So, yes, we had things to do because life was just like that. To live was to work because our play was our work. We worked at our play and never had enough time. All too soon, our parents or somebody introduced us to the idea of hobbies, and then the whole, entire edifice of our world began to crumble.
Life fell apart. On one side was work; on the other side was play, and somewhere in the middle, we "sandwiched" our so-called hobbies. But, then, something else began to slip into the bifurcated world. What was this? It was distractions.
In fact, it was a whole train of distractions and changes in not only the separation of work, play, and hobbies. Oh no! My play group began to be forced to separate. My good friend, Peggy, was simply one of the gang. She could outrun many of the group and could throw, tackle, wrestle, and do all the things that we loved to do. There was never any problem either when we would choose sides. On our make-shift playground when we did not worry about uniforms, we could easily divide the group into two teams: the "shirts" and the "skins." Peggy could fit into either group until she couldn't—to our great puzzlement and dismay.
One day Peggy's mother rushed out on the porch when she saw us peeling off our shirts. She yelled for Peggy to come into the house and told her she would have to play on the team with the shirts! That did not seem right to her or to all of us on the "skins" team who needed Peggy as our fastest running back! She was puzzled and embarrassed, and all of us were left to try to figure why Peggy's mom did not like the skins! She had only told Peggy that she, the mom, would explain later that night. We made Peggy promise she would tell us when she found out. Meanwhile, we might as well go home. Somehow, the game felt strange, as if some mysterious force had fallen on us and distracted us from the innocent, spontaneous, wonder-filled times we had always enjoyed.
Peggy never told us what her mom said. But everything had changed because in a very short time Peggy herself became a distraction—at least for me, when Peggy became my "girlfriend."
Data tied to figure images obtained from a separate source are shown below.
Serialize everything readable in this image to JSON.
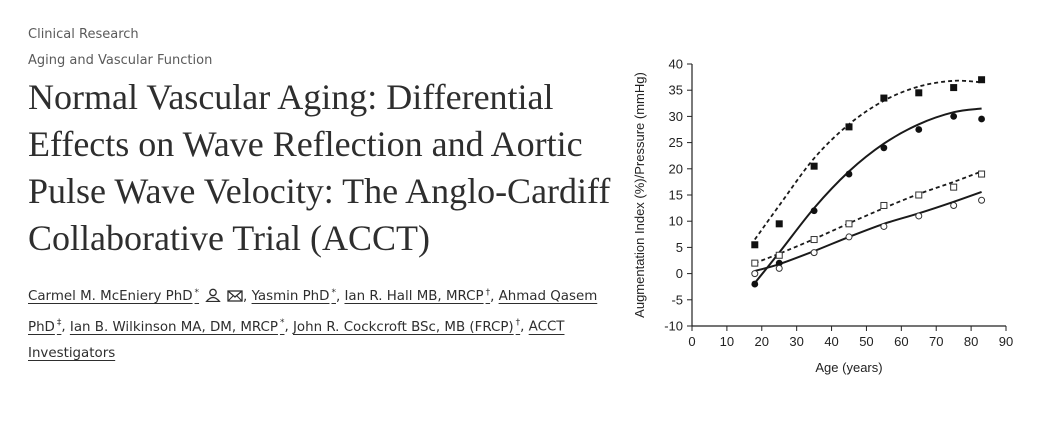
{
  "header": {
    "category": "Clinical Research",
    "subcategory": "Aging and Vascular Function"
  },
  "article": {
    "title": "Normal Vascular Aging: Differential Effects on Wave Reflection and Aortic Pulse Wave Velocity: The Anglo-Cardiff Collaborative Trial (ACCT)",
    "authors": [
      {
        "name": "Carmel M. McEniery PhD",
        "mark": "*"
      },
      {
        "name": "Yasmin PhD",
        "mark": "*"
      },
      {
        "name": "Ian R. Hall MB, MRCP",
        "mark": "†"
      },
      {
        "name": "Ahmad Qasem PhD",
        "mark": "‡"
      },
      {
        "name": "Ian B. Wilkinson MA, DM, MRCP",
        "mark": "*"
      },
      {
        "name": "John R. Cockcroft BSc, MB (FRCP)",
        "mark": "†"
      },
      {
        "name": "ACCT Investigators",
        "mark": ""
      }
    ],
    "author_icons": [
      "person-icon",
      "envelope-icon"
    ]
  },
  "chart_data": {
    "type": "scatter",
    "xlabel": "Age  (years)",
    "ylabel": "Augmentation Index (%)/Pressure (mmHg)",
    "xlim": [
      0,
      90
    ],
    "ylim": [
      -10,
      40
    ],
    "xticks": [
      0,
      10,
      20,
      30,
      40,
      50,
      60,
      70,
      80,
      90
    ],
    "yticks": [
      -10,
      -5,
      0,
      5,
      10,
      15,
      20,
      25,
      30,
      35,
      40
    ],
    "grid": false,
    "x": [
      18,
      25,
      35,
      45,
      55,
      65,
      75,
      83
    ],
    "series": [
      {
        "marker": "filled-square",
        "fit": "dashed",
        "values": [
          5.5,
          9.5,
          20.5,
          28,
          33.5,
          34.5,
          35.5,
          37
        ],
        "fit_values": [
          6.5,
          13,
          22,
          28.5,
          33,
          35.7,
          36.8,
          36.5
        ]
      },
      {
        "marker": "filled-circle",
        "fit": "solid",
        "values": [
          -2,
          2,
          12,
          19,
          24,
          27.5,
          30,
          29.5
        ],
        "fit_values": [
          -1.8,
          4,
          12.5,
          19.5,
          24.8,
          28.5,
          30.8,
          31.5
        ]
      },
      {
        "marker": "open-square",
        "fit": "dashed",
        "values": [
          2,
          3.5,
          6.5,
          9.5,
          13,
          15,
          16.5,
          19
        ],
        "fit_values": [
          2,
          3.8,
          6.6,
          9.6,
          12.5,
          15.2,
          17.5,
          19.5
        ]
      },
      {
        "marker": "open-circle",
        "fit": "solid",
        "values": [
          0,
          1,
          4,
          7,
          9,
          11,
          13,
          14
        ],
        "fit_values": [
          0.5,
          1.8,
          4.3,
          7,
          9.5,
          11.5,
          13.7,
          15.6
        ]
      }
    ]
  }
}
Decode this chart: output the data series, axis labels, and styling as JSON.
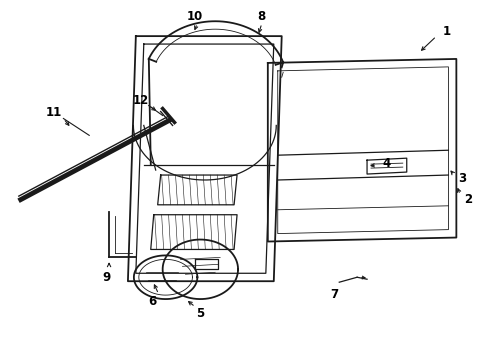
{
  "bg_color": "#ffffff",
  "line_color": "#1a1a1a",
  "label_color": "#000000",
  "lw_main": 1.3,
  "lw_med": 0.9,
  "lw_thin": 0.6,
  "label_fs": 8.5
}
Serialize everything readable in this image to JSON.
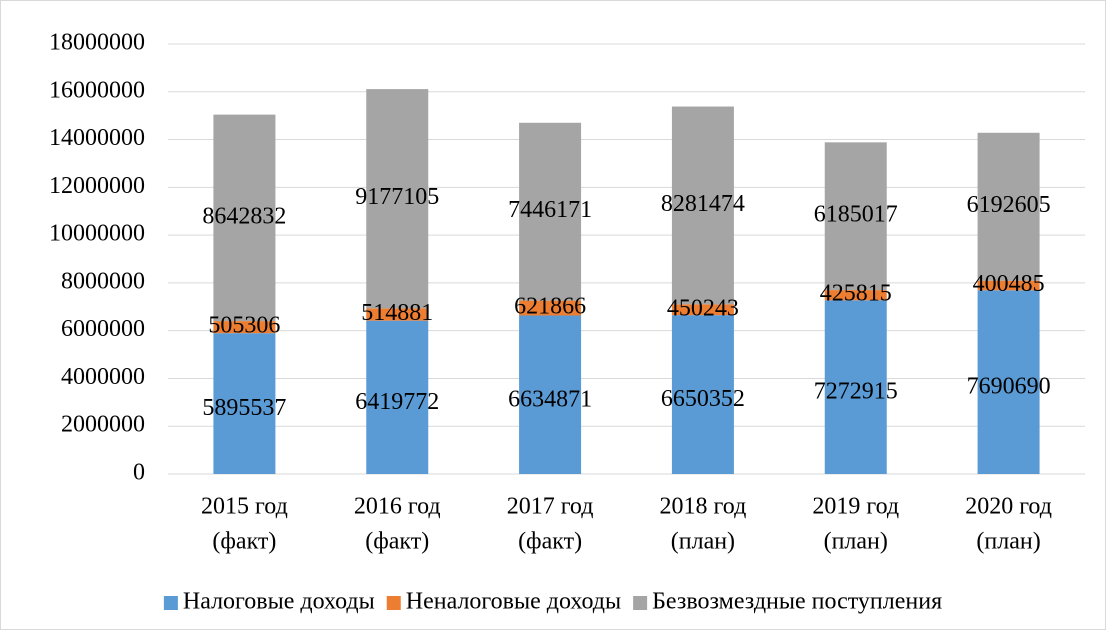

And there we have it. More about Peggy later, but I return to the statement I made earlier. If we do not have anything to do, we will do anything. Why? Because as the title of this writing implies, there is a will to distraction. And now we come to the heart of the matter. Just what are our present distractions? From what are they distracting us? And why does this matter? Why this topic? I am raising this topic with its attendant questions because of the turmoil that clouds the institutions of our country and the bizarre actions, conspiracy theories, and crippled enactment of policies needed to save our planet from its downward spiral toward ruin.
Furthermore, in what sense do we "will" these distractions? Let me state it quite simply:
A distraction is a thing that prevents someone from giving full attention
to something else; a diversion or recreation. (New Oxford American Dictionary)
Will is a state of mind in which there is an intentional outcome. (RM)
From this vantage point, considering the nature of distractions and the disturbing tendency to focus our will on the distractions rather than what really matters, we may understand the paralysis that describes this time in which we are living.
What do I mean when I refer to "what really matters?" No doubt you could provide your own list, but I offer the following four concerns that threaten our way of life and the prospects for a world in which our children may live their dreams and reach for the stars.
First, there is the increasingly obvious deterioration of our natural resources. Habitats are disappearing, land masses are shifting, ocean currents are disrupting life not only of sea-dwelling creatures but also the distribution of heat around the globe, a process mediating the temperatures of the cold arctic and the hot tropical regions.
Second, there remains a great racial divide in our country. The majority of the world's people are people of color. The last days of the "white world" are upon us. It is expected that Caucasions will become a minority within the US by 2045, and that one quarter of the world's population will be African by 2050. New leadership emerges, but racial differences continue to plague our realization of earth's people as one.
However, just as we are divided racially, so also are we divided politically. But unlike the factor of race that can divide people, our political unrest seems to stem from ideological posturing. How much of this is driven by fear and how much is driven by the ages' ongoing drama of power-seeking? Unfortunately, our most powerful religious groupings only serve to perpetuate the divide along power lines between "those who have it" and "those who do not." Most disturbing, however, is the collapse of one political constituency that seems to have abandoned any attempt at all to participate with good faith in a political forum where issues may be debated and compromised solutions presented. Instead, cultural issues are sensationalized for the advantage of political gain.
The fact that this kind of demagoguery can take place in a relatively educated society can be understood only because of what I list as my fourth concern: the politicizing source of pseudo-news within some of our media that is nothing more than propaganda riding the back of entertainment by individuals who thrive within a personality cult obsessed with self-serving aggrandizement.
These four distractions form the beginning of realities that can survive only when there is "a will to distraction." But this "will" cannot last. Just as the distraction of my first love, Peggy, eventually sank over the horizon of life's many contingencies and adventures, so too will this political moment recede over the horizon. What you and I cannot know now is what may remain when the sun rises over a new day and our present distractions escape the grasp of our will.
(The phrase "a universal will to distraction" is found in Carl Jung's Collected Works, Vol. 9i, para. 617.)